More and more members reported to the association who were chronically ill or disabled and wanted to be vaccinated, but were desperately waiting for appointments.
The VdK complained that the federal government left the procedure to the states and district administrators.
They are obviously hopelessly overwhelmed by finding people with chronic illnesses and disabilities.
Health Minister Spahn spoke out on Wednesday in favor of extending the recommended interval between the first and second vaccination for Biontech vaccines to six weeks and for AstraZeneca to twelve weeks.
“Then we can do more primary vaccinations.
At AstraZeneca, the effectiveness is even better, ”said the minister.
In fact, initial study data suggests that AstraZeneca's vaccine may work better if the second dose is given later.

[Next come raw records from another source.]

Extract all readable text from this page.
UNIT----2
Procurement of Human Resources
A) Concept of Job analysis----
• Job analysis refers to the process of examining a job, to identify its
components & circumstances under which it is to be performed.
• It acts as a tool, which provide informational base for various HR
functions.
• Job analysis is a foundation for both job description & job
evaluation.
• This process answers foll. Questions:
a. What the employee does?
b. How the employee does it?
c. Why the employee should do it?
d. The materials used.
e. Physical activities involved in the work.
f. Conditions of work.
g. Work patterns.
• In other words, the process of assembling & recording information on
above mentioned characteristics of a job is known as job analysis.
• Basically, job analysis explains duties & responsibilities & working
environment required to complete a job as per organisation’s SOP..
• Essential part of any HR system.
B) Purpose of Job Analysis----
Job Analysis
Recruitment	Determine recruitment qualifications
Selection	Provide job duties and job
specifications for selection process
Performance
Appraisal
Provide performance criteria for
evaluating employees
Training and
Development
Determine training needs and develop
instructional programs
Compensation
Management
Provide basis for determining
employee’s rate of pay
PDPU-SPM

(Read more about this here.) SPD health expert Karl Lauterbach has also spoken out in favor of delaying the second dose.
According to his calculations, which he and his colleagues published in a so-called preprint, this could prevent hundreds to thousands of deaths in the next six months.
The UK had already decided weeks ago to give the second dose in an emergency much later than originally planned.
However, countries like Germany and the USA have so far ruled out this step.